幻想世界の住人たち

健部伸明と怪兵隊『幻想世界の住人たち』読了。各地の伝承や神話などに登場する様々な住人にスポットをあてた本。全体的にヨーロッパ寄り、神単体よりは妖精、小人、精霊等、種族としての紹介が多い。
この本を読んでいいと思ったのは、歴史的な事実等と絡めている点。ただ単に神様を紹介している本というのは星の数ほどあるのだけど、歴史や文化等と絡んでくるとなるとどうだろう。こういう本は、歴史や民俗学への足がかりができて、非常に有意義なものになると思う。

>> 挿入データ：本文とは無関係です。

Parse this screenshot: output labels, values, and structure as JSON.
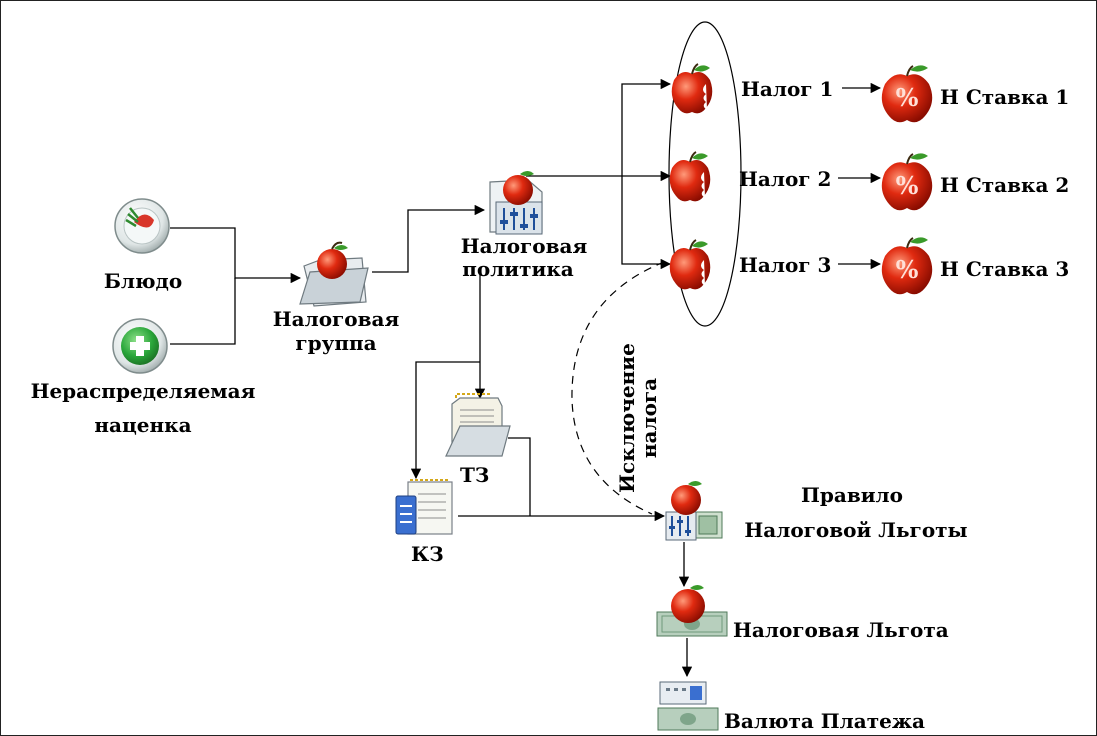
{
  "nodes": {
    "dish": {
      "label": "Блюдо",
      "icon": "dish-icon"
    },
    "markup": {
      "label_line1": "Нераспределяемая",
      "label_line2": "наценка",
      "icon": "plus-circle-icon"
    },
    "tax_group": {
      "label_line1": "Налоговая",
      "label_line2": "группа",
      "icon": "folder-apple-icon"
    },
    "tax_policy": {
      "label_line1": "Налоговая",
      "label_line2": "политика",
      "icon": "policy-apple-icon"
    },
    "tax1": {
      "label": "Налог 1",
      "icon": "bitten-apple-icon"
    },
    "tax2": {
      "label": "Налог 2",
      "icon": "bitten-apple-icon"
    },
    "tax3": {
      "label": "Налог 3",
      "icon": "bitten-apple-icon"
    },
    "rate1": {
      "label": "Н Ставка 1",
      "icon": "percent-apple-icon"
    },
    "rate2": {
      "label": "Н Ставка 2",
      "icon": "percent-apple-icon"
    },
    "rate3": {
      "label": "Н Ставка 3",
      "icon": "percent-apple-icon"
    },
    "tz": {
      "label": "ТЗ",
      "icon": "open-folder-icon"
    },
    "kz": {
      "label": "КЗ",
      "icon": "document-icon"
    },
    "rule": {
      "label_line1": "Правило",
      "label_line2": "Налоговой Льготы",
      "icon": "rule-apple-icon"
    },
    "benefit": {
      "label": "Налоговая Льгота",
      "icon": "money-apple-icon"
    },
    "currency": {
      "label": "Валюта Платежа",
      "icon": "currency-icon"
    }
  },
  "edges": {
    "exclusion_label_line1": "Исключение",
    "exclusion_label_line2": "налога"
  },
  "colors": {
    "apple_red": "#e02a10",
    "apple_dark": "#8a0c00",
    "green_plus": "#2aa63a",
    "money_green": "#7fa58a",
    "doc_blue": "#3a6fd0"
  }
}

ある民族が先住民を支配していく様子だとかが、神話とかには滲んでくるわけで、自分としては神話のこういったところに非常に興味がある。またメガテンがこれらに対してどういう立場を取っているかというのもわかってきて、メガテニストとしてはこれ以上ない快感が得られる。
割と入門的な本としてはややテキスト量が多いけど、難しい文章ではないし、神話等に興味があれば楽しめると思う。
これはIで、IIまで同じ著者が手がけている。実はIIも既に持っているのだけど、安部公房の禁断症状が出かけているので、まずは一冊読んでから手をつけようと考えている。
どうでもいいけど、サイレンの語源がセイレーンだというのを、恥ずかしながらこの本を読んで初めて知った。